– A Permissão EM OFF para testes de vídeo e o árbitro emudecido.

A CBF prometeu que usaria o árbitro de vídeo no Campeonato Brasileiro. Não poderia fazer de maneira oficial, já que o tempo era curto, o torneio não poderia começar sem o recurso eletrônico e tê-lo no meio da competição, e as imagens teriam que ser feitas por geradora independente.
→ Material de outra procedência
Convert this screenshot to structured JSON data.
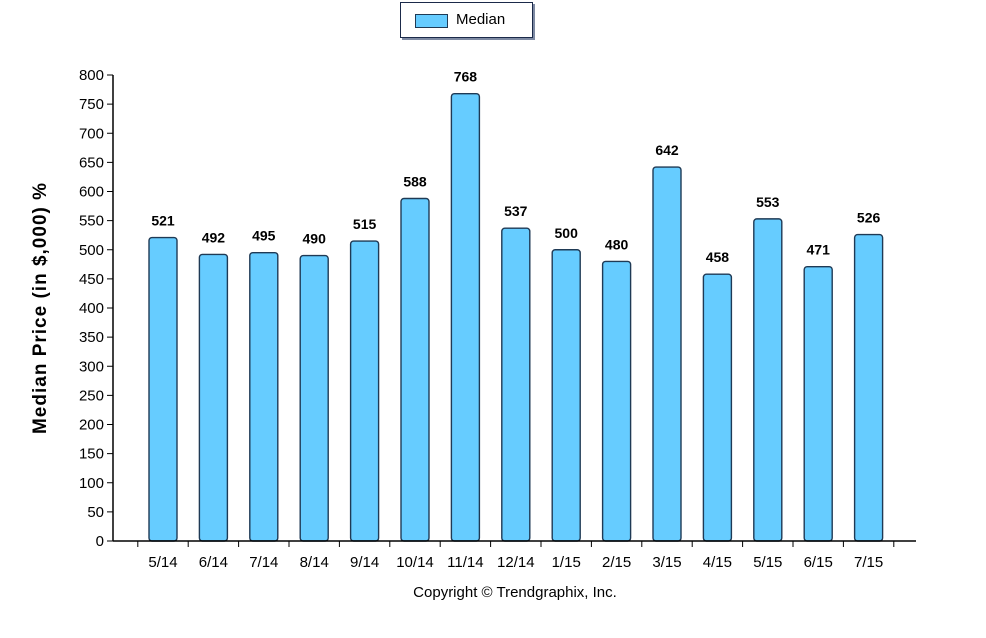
{
  "chart_data": {
    "type": "bar",
    "categories": [
      "5/14",
      "6/14",
      "7/14",
      "8/14",
      "9/14",
      "10/14",
      "11/14",
      "12/14",
      "1/15",
      "2/15",
      "3/15",
      "4/15",
      "5/15",
      "6/15",
      "7/15"
    ],
    "series": [
      {
        "name": "Median",
        "values": [
          521,
          492,
          495,
          490,
          515,
          588,
          768,
          537,
          500,
          480,
          642,
          458,
          553,
          471,
          526
        ]
      }
    ],
    "ylabel": "Median Price (in $,000) %",
    "xlabel": "",
    "ylim": [
      0,
      800
    ],
    "yticks": [
      0,
      50,
      100,
      150,
      200,
      250,
      300,
      350,
      400,
      450,
      500,
      550,
      600,
      650,
      700,
      750,
      800
    ],
    "grid": false,
    "legend_position": "top-center",
    "bar_color": "#66ccff",
    "bar_edge_color": "#1f3a55"
  },
  "legend": {
    "label": "Median"
  },
  "footer": {
    "copyright": "Copyright © Trendgraphix, Inc."
  }
}
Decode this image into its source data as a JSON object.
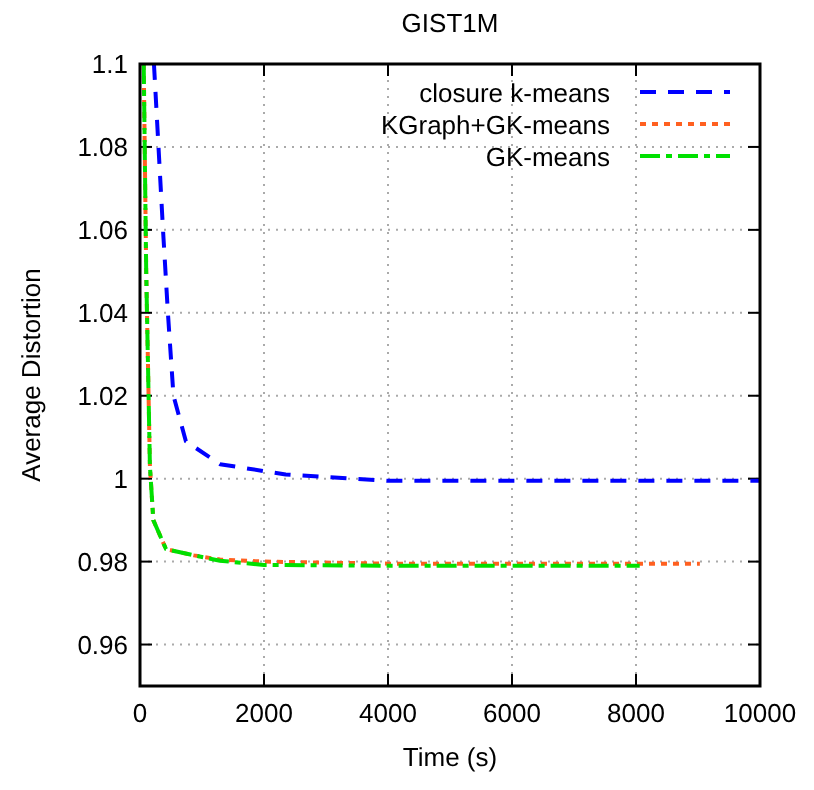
{
  "chart_data": {
    "type": "line",
    "title": "GIST1M",
    "xlabel": "Time (s)",
    "ylabel": "Average Distortion",
    "xlim": [
      0,
      10000
    ],
    "ylim": [
      0.95,
      1.1
    ],
    "xticks": [
      0,
      2000,
      4000,
      6000,
      8000,
      10000
    ],
    "yticks": [
      {
        "value": 0.96,
        "label": "0.96"
      },
      {
        "value": 0.98,
        "label": "0.98"
      },
      {
        "value": 1,
        "label": "1"
      },
      {
        "value": 1.02,
        "label": "1.02"
      },
      {
        "value": 1.04,
        "label": "1.04"
      },
      {
        "value": 1.06,
        "label": "1.06"
      },
      {
        "value": 1.08,
        "label": "1.08"
      },
      {
        "value": 1.1,
        "label": "1.1"
      }
    ],
    "grid": true,
    "legend": "top right",
    "series": [
      {
        "name": "closure k-means",
        "color": "#0000ff",
        "line_style": "dashed",
        "x": [
          225,
          375,
          450,
          540,
          740,
          1290,
          2350,
          4000,
          6000,
          8000,
          10000
        ],
        "values": [
          1.1,
          1.059,
          1.04,
          1.02,
          1.009,
          1.0035,
          1.001,
          0.9995,
          0.9995,
          0.9995,
          0.9995
        ]
      },
      {
        "name": "KGraph+GK-means",
        "color": "#ff6020",
        "line_style": "dotted",
        "x": [
          60,
          100,
          160,
          215,
          420,
          870,
          1290,
          2000,
          4000,
          6000,
          9030
        ],
        "values": [
          1.1,
          1.05,
          1.003,
          0.99,
          0.983,
          0.9815,
          0.9805,
          0.98,
          0.9795,
          0.9795,
          0.9795
        ]
      },
      {
        "name": "GK-means",
        "color": "#00e000",
        "line_style": "dashdot",
        "x": [
          60,
          100,
          160,
          215,
          420,
          870,
          1290,
          2000,
          4000,
          6000,
          8060
        ],
        "values": [
          1.1,
          1.05,
          1.003,
          0.99,
          0.983,
          0.9815,
          0.9802,
          0.9792,
          0.979,
          0.979,
          0.979
        ]
      }
    ]
  }
}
O discurso, evidentemente, era demagogo. E eis que a FIFA não liberou o uso do recurso de árbitro de vídeo para utilização oficial para ajudar os árbitros, nem liberou o Brasileirão para que tivesse tal benefício em formato de teste prático. Ela permitiu somente testes em OFF: ou seja, se acontecer um lance polêmico, o árbitro não poderá tomar a sua decisão com base no uso do vídeo. O novo árbitro (AV, o árbitro de vídeo) estará vendo as imagens, agindo como se fosse corrigir o árbitro, mas não o fazendo de fato.

Na prática, é um simulado que não poderá ter interferência em campo. Um teste sem uso verdadeiro do recurso, e que poderá trazer um grande problema: e se o árbitro tomar uma decisão polêmica e voltar atrás? Dirão que ele recebeu informação do árbitro de vídeo que em tese não poderia informá-lo?

Aqui fica a confirmação: a CBF disse iria usar o árbitro de vídeo no Campeonato Brasileiro, mesmo sabendo que seria uma mentira. Terá que se contentar com um teste oficial, “quase nulo” na prática, pois o ideal era testar com as informações valendo, não com um AV mudo.